Analistas que conseguem enxergar nesse fog revelam que Le era o preferido de Hu para o comando do PC e a presidência, mas encontrou resistência no grupo de Jiang. A solução de consenso foi Xi, cabendo a Le o segundo posto. Hu e Le são do grupo da Liga da Juventude Comunista. Xi é um "princeling", nome dado aos descendentes dos revolucionários históricos. A nova geração no poder tem tarefas formidáveis. Uma delas é reacelerar o crescimento, que deu um soluço (para os padrões chineses, claro; caiu para 7% ao ano), mas em novas bases, com redução das desigualdades, maior poder aquisitivo interno, criação da previdência social, investimentos ainda maiores em energia limpa e produção de artigos com maior valor agregado, entre outros. Mas o maior desafio será abrir o regime, pois o povo dá mostras de não suportar por muito mais tempo a ditadura do Partido. É inconciliável aumentar o padrão de vida da população, mesmo que em parte dela, e manter um regime político fechado.
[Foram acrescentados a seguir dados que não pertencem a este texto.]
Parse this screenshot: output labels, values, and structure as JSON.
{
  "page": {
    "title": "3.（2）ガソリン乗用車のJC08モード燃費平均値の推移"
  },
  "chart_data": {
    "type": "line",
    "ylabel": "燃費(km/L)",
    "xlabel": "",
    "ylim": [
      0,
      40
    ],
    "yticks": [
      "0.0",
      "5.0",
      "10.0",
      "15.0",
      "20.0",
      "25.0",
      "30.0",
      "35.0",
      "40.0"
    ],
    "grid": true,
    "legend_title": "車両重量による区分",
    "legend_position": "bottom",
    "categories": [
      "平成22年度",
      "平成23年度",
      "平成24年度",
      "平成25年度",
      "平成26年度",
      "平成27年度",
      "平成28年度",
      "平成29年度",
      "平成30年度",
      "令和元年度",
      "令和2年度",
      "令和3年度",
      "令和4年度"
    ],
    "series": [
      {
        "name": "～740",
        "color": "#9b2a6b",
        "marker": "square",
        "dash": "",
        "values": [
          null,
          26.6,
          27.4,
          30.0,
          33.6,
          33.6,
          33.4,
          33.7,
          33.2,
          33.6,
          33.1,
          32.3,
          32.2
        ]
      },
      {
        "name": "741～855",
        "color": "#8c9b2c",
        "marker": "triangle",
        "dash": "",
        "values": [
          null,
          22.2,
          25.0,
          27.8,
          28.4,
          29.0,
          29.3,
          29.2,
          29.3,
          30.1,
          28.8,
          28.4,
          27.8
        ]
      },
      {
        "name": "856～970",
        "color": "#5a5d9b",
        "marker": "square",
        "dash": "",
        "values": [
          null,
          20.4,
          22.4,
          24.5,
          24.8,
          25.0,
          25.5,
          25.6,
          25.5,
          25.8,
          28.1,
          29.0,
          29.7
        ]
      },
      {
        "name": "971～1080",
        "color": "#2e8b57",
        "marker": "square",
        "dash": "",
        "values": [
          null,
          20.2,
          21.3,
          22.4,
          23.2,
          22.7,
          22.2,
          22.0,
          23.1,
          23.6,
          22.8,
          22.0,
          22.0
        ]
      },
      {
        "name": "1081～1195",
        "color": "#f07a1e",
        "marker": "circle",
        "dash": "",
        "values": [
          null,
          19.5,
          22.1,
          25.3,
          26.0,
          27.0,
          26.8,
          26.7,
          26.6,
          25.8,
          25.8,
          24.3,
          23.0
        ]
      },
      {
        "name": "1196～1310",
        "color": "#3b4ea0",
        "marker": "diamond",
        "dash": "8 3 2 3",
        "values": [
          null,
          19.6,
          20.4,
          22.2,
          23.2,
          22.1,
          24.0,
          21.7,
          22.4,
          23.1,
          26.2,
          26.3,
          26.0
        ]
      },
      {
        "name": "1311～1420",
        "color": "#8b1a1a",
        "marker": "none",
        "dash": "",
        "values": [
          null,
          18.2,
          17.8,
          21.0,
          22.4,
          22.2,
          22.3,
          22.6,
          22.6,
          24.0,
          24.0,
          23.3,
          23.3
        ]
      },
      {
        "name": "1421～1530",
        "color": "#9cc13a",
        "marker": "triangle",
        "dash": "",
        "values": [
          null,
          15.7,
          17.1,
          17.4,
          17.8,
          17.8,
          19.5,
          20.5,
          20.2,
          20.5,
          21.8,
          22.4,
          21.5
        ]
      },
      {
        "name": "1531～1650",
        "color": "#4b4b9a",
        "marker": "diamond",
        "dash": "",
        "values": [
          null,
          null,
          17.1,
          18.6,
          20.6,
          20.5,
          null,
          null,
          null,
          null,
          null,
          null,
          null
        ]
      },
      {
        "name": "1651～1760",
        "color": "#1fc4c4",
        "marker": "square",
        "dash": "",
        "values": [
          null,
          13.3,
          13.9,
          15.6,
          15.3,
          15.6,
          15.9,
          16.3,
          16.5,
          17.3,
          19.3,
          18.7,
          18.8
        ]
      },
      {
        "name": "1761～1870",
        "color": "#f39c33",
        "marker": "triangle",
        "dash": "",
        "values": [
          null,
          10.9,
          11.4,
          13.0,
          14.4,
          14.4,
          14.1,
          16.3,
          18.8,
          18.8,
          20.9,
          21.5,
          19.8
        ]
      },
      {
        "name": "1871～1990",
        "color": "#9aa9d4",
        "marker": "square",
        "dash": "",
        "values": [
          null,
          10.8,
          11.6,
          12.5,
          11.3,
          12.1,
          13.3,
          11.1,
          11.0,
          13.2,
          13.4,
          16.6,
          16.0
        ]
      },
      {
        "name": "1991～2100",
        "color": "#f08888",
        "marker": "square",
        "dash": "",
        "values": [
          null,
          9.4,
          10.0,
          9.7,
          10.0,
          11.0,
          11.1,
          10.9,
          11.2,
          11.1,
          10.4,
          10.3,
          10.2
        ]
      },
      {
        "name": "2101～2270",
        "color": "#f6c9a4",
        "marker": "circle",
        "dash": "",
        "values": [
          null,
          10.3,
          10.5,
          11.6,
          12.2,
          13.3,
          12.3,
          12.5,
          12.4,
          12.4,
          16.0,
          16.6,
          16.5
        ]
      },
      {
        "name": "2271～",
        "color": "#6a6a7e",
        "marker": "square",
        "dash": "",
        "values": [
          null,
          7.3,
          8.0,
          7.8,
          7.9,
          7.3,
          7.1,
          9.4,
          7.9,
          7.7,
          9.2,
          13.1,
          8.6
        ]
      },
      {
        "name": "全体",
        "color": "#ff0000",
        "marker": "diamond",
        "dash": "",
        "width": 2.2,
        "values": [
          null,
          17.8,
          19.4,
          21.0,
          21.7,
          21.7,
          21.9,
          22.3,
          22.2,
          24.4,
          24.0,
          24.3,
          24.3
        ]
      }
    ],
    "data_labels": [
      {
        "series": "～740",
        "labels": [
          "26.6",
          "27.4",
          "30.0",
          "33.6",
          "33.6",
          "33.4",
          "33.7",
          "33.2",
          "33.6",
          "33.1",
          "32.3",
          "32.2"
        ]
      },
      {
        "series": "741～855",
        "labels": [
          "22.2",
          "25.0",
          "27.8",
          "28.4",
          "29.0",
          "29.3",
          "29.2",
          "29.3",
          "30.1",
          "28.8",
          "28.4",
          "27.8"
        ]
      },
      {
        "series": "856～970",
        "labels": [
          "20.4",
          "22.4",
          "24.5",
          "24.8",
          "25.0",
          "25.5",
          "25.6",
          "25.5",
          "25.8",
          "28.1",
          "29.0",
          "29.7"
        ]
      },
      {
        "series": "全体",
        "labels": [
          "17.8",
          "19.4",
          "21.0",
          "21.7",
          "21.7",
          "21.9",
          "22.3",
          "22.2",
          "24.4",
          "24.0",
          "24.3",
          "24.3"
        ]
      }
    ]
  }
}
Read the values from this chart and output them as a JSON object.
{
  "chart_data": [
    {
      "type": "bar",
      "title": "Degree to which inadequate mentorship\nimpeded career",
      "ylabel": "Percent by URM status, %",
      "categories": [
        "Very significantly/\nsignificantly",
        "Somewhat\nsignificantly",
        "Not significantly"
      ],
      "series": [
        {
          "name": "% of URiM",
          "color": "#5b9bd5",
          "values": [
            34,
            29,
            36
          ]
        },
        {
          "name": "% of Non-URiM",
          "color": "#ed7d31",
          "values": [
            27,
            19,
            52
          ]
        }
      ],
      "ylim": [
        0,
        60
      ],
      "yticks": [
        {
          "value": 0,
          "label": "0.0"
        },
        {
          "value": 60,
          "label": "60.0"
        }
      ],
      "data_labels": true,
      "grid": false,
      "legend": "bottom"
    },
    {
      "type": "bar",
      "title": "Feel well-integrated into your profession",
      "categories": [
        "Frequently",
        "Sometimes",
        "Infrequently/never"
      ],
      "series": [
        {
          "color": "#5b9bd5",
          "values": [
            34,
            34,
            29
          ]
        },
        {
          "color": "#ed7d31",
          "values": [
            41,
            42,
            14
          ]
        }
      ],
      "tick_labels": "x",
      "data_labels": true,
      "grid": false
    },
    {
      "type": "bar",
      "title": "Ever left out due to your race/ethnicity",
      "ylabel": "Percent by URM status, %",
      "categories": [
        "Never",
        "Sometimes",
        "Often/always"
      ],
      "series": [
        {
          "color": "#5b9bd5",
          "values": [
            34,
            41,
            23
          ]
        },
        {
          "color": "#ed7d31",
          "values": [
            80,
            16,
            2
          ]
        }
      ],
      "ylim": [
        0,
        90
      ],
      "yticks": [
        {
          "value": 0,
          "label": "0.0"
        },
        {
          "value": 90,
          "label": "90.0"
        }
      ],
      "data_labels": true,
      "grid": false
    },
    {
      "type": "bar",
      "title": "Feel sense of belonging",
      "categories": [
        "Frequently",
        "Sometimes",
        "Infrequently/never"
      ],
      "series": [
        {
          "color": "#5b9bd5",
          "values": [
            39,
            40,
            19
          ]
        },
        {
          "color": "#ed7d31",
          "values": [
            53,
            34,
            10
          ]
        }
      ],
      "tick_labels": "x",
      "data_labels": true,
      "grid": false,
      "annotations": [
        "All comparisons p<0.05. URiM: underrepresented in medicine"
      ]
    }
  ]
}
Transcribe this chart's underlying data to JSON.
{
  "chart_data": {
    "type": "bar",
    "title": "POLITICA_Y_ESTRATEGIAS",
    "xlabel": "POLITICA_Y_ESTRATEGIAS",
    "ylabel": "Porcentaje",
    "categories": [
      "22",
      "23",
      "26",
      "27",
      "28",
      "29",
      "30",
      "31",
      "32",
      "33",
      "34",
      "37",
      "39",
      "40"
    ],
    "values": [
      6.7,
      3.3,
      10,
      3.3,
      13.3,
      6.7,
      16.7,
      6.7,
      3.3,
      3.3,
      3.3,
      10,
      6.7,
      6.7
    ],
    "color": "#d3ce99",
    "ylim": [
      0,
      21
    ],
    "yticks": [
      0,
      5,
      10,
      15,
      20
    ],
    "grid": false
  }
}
O discurso de Hu no Congresso decepcionou os otimistas. Ele elegeu a corrupção como a maior inimiga, reafirmou o dogma do partido único e defendeu a importância das grandes empresas estatais. "Não devemos voltar ao velho caminho, fechado e rígido, nem pegar a estrada diabólica da mudança das bandeiras e dos estandartes", afirmou. Mas este costuma ser o discurso de quem apeia do poder. l
Hu, presidente que sai, elege corrupção como inimiga pública número um. Chineses dão mostras de não suportar por muito tempo mais ditadura de partido único.